In seguito alle accuse di violenza sessuale, la curia di Firenze ha deciso di correre ai ripari con il parroco don Emanuele Dondoli. L’arcivescovo di Firenze cardinale Giuseppe Betori ha disposto “con decreto di interrompere temporaneamente dall’esercizio dell’ufficio di parroco don Emanuele Dondoli nelle parrocchie di San Lorenzo a Pietramala e San Michele a Montalbano” in Mugello, “accogliendo la richiesta avanzata dallo stesso don Dondoli”, “per assicurare serenità alla comunità parrocchiale e allo stesso sacerdote mentre dovrà provvedere a preparare la propria difesa”.

Don Emanuele Dondoli è indagato da procura e squadra mobile di Firenze per violenza sessuale ai danni di una ragazza di 19enne e la stessa diocesi ha aperto un’indagine canonica sulla vicenda. Il sacerdote aveva chiesto al cardinale di poter essere sospeso dal servizio.
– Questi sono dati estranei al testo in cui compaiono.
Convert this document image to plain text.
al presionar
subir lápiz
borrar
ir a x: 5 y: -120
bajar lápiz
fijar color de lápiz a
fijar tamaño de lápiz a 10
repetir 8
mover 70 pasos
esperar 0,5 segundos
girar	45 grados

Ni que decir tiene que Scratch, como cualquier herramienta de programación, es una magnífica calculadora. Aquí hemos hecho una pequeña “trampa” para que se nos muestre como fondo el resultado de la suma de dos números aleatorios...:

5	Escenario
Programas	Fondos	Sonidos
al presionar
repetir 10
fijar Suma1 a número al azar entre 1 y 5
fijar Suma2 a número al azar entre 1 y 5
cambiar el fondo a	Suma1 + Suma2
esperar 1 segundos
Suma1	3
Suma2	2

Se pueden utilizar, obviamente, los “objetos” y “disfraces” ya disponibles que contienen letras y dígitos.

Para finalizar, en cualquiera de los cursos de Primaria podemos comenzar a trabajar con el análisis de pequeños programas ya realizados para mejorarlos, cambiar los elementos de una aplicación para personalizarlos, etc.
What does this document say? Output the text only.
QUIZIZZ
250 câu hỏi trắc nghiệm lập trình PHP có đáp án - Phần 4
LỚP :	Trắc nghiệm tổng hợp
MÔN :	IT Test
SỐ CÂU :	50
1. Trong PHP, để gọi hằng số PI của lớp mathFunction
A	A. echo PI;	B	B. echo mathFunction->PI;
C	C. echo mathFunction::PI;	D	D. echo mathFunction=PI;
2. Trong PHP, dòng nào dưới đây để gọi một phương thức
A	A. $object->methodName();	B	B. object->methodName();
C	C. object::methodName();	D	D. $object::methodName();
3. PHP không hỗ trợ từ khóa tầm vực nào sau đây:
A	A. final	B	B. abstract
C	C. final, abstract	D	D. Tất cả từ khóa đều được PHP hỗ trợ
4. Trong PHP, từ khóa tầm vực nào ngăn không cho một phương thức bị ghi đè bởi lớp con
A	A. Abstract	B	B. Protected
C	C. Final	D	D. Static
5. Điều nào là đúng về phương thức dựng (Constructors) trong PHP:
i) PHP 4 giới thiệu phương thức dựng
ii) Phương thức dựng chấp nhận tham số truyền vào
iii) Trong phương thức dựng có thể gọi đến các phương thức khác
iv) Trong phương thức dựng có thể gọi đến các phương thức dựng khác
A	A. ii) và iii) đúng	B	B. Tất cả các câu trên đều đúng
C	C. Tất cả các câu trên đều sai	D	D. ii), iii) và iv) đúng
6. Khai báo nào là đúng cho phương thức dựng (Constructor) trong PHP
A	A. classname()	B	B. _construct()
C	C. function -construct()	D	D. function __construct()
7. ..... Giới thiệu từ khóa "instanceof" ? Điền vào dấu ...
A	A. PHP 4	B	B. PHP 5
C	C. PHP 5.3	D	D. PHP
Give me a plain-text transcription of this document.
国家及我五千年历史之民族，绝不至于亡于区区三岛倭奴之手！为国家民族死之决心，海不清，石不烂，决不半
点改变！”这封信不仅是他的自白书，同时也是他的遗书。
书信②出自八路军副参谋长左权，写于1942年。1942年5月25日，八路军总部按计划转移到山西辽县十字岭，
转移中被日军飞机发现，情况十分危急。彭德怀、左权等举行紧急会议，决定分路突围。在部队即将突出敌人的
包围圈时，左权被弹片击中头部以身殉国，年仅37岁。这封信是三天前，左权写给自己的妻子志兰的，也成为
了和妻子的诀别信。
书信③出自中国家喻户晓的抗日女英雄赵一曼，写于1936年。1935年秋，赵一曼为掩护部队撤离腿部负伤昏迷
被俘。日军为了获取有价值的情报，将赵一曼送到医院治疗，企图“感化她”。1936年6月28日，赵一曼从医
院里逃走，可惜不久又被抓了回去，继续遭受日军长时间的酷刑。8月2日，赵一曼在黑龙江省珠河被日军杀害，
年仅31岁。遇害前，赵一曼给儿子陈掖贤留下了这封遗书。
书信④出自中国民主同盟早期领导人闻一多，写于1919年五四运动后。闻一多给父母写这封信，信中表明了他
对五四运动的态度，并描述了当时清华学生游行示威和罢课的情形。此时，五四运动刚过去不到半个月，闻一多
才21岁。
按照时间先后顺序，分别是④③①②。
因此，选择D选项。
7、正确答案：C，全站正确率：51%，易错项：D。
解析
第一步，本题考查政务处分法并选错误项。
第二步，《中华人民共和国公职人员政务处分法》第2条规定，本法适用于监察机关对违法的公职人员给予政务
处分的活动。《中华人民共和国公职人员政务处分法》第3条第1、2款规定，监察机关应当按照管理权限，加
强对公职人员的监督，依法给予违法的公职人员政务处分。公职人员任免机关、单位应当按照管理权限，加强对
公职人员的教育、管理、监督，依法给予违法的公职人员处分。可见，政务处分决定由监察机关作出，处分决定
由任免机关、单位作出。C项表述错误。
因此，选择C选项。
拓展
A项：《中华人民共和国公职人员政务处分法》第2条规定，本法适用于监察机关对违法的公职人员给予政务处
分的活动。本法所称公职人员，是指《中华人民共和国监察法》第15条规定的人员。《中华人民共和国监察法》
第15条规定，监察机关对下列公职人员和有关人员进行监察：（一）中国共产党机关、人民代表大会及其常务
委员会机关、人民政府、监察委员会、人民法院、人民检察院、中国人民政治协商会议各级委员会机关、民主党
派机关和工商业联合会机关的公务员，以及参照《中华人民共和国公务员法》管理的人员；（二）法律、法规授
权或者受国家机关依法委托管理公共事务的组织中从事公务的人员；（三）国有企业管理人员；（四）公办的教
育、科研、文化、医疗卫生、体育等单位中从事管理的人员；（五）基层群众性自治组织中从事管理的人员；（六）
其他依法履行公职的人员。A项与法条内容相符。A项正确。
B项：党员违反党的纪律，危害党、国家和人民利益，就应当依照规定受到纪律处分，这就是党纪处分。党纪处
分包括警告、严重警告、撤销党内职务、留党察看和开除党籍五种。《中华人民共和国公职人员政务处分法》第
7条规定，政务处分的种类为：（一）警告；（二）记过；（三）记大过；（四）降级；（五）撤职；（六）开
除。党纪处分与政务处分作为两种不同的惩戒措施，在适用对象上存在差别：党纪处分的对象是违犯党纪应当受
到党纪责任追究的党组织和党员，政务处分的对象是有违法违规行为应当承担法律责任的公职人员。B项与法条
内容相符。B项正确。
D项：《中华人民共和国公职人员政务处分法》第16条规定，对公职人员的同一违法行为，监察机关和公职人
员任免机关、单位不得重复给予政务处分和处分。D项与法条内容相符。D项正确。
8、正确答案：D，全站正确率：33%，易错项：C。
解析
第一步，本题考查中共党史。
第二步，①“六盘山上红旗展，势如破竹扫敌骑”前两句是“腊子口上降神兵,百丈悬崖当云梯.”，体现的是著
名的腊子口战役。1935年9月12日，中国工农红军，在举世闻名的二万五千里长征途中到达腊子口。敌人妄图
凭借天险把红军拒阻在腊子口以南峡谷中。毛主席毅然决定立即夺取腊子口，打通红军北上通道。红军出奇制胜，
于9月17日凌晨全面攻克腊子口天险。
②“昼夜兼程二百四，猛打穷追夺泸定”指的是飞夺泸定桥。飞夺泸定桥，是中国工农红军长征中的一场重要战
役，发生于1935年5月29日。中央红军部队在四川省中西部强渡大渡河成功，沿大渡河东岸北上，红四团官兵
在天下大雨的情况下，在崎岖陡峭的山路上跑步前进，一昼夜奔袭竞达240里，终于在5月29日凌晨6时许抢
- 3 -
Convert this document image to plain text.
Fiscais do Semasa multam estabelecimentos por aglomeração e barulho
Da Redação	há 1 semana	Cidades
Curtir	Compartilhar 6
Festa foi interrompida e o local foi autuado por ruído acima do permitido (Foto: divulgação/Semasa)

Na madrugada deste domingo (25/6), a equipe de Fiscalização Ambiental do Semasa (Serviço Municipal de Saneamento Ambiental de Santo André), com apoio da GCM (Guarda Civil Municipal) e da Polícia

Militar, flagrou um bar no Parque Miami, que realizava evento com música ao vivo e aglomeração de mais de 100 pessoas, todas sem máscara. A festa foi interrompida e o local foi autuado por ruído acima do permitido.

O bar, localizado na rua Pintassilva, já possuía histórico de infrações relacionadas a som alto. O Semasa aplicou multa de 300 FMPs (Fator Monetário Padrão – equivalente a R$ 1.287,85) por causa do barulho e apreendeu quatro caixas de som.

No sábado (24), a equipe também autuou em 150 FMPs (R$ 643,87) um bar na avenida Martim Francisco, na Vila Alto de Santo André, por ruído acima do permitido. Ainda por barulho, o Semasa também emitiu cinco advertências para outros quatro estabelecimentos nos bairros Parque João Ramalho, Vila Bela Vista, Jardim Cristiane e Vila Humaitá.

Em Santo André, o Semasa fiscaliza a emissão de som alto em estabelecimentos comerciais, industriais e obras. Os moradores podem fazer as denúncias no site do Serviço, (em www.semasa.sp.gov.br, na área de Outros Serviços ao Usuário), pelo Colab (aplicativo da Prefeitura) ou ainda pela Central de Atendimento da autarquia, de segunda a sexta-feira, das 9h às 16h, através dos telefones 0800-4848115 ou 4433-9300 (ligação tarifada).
Oggi la decisione della curia fiorentina, che ha nominato dei sostituti per il periodo di assenza. Lo stesso don Dondoli ha scritto stamani una lettera che verrà fatta leggere alla messa prefestiva una lettera indirizzata ai parrocchiani in cui comunica “la decisione sofferta di prendere un periodo di riposo a seguito delle accuse infamanti comparse sui media negli ultimi giorni”. Il sacerdote ha già chiesto al cardinale Giuseppe Betori di essere sospeso e ora spiega ai fedeli così la sua assenza.

“La decisione in questione – scrive don Dondoli – è molto dolorosa visto l’affetto che mi lega tutt’ora a voi tutti, ma è doverosa proprio per tutelare la comunità, la casa di riposo e i miei confratelli da eventuali aggressioni mediatiche che certo vi comporterebbero tanta sofferenza”. “Il periodo che ho deciso di prendermi – riprende – servirà per permettermi di difendermi nelle opportune sedi, da accuse destituite di ogni fondamento”. “Prego per tutti – conclude – nessuno escluso (anche per chi mi ha denunciato)”.